Wednesday, October 28, 2015
Presidential Candidate Ben Carsen and Howard Gardner’s Multiple Intelligences
I have been thinking lately about the paradoxes that are emerging from the 2016 presidential debate and the implications for us as educators. Presidential candidate Ben Carson and his political remarks have been receiving much criticism along with some admiration of a certain segment of the public that appears to be mesmerized by his inexplicably naïve statements – Obamacare is the moral equivalent of slavery, Jews could have prevented the holocaust if only they had the right to bear arms, etc., etc. (By the way, we are talking about a public who largely went through our schools on the way to “enlightened adulthood.”)
Despite his much acclaimed (at least from what I read) skills as a neurosurgeon, his political acumen sinks to a rather low level given his offhand and often ill-conceived and ill-formed remarks on political issues. Perhaps, there are many types of intelligences and proficiency in stem education does not assure wisdom in social, political, personal and historical understanding. But simply limiting our discussion to departmentalization might actually do us a disservice if it moves us away from a more fundamental question we should be asking about the purposes of public education in a liberal democratic society and the development of "enlightened adulthood.” Over the last decade, this nation has been consumed in debates on how to achieve better test scores in reading, mathematics, stem education, etc., along with outcomes and standards that can be explicitly formulated. (Ok, for those who reflexively respond that these are important things to know, let’s just concede that point so it doesn’t distract us.) What is important, is that it has been a distraction from the kind of conversation we should have been having about the purposes of education.
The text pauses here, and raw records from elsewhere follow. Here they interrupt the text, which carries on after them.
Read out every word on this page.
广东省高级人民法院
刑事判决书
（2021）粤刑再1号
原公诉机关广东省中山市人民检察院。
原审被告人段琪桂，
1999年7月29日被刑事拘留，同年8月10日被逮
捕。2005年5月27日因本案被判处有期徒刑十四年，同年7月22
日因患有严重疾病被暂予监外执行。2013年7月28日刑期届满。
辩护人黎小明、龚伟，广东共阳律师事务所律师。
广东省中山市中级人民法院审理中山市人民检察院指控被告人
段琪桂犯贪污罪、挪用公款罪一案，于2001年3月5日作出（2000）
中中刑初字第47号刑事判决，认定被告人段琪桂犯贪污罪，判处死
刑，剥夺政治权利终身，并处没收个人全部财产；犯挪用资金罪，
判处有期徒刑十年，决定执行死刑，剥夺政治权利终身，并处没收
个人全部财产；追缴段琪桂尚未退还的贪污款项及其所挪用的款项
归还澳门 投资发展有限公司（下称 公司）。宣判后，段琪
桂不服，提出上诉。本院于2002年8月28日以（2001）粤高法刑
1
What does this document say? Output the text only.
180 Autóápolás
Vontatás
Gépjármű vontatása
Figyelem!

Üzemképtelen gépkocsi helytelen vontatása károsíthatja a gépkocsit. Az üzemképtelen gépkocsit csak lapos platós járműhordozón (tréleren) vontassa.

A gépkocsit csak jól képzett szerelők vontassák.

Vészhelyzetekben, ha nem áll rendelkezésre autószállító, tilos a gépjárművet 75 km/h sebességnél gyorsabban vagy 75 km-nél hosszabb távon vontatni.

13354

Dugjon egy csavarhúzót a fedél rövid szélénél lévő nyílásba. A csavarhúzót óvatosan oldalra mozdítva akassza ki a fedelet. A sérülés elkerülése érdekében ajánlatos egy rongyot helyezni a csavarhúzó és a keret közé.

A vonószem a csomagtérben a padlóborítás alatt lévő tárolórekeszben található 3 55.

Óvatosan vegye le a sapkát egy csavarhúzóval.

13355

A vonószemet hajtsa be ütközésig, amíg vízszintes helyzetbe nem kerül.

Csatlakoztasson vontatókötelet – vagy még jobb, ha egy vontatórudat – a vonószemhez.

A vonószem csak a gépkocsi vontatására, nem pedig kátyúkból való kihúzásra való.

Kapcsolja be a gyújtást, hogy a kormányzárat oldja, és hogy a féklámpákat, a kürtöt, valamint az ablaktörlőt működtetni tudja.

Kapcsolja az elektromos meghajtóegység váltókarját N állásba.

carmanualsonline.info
There is an ancient philosophical, religious and political goal that never enters into these discussions. How do we help the next generation grow in “wisdom” and enlightened adulthood? This ancient concept, from both a secular and religious perspective, encapsulates the kind of holistic pursuit that allows us to see the world from a larger, more empathic, vantage point. It is one that Socrates saw containing a certain humility to exercise. And Proverbs 4:7 reminds us that “Wisdom is the principal thing; therefore get wisdom: and with all thy getting get understanding.” It cannot be easily operationalized and tested on some standardized test. And, as a result, it can be easily dismissed. And so to our peril, we have a certain blindness when it comes to raising questions about what it means to live a life fully and the knowledge and virtues that such a life entails, and instead continue with the same diatribe that has dominated our national discourse.
I just throw out this idea as a seed to plant and perhaps as a community to reflect upon, explore, and “evolve” in our thinking. Perhaps, we should have a special issue of the Journal of Educational Controversy on the topic so we can start to probe more deeply on exactly what we mean and whether it is worthy of our attention.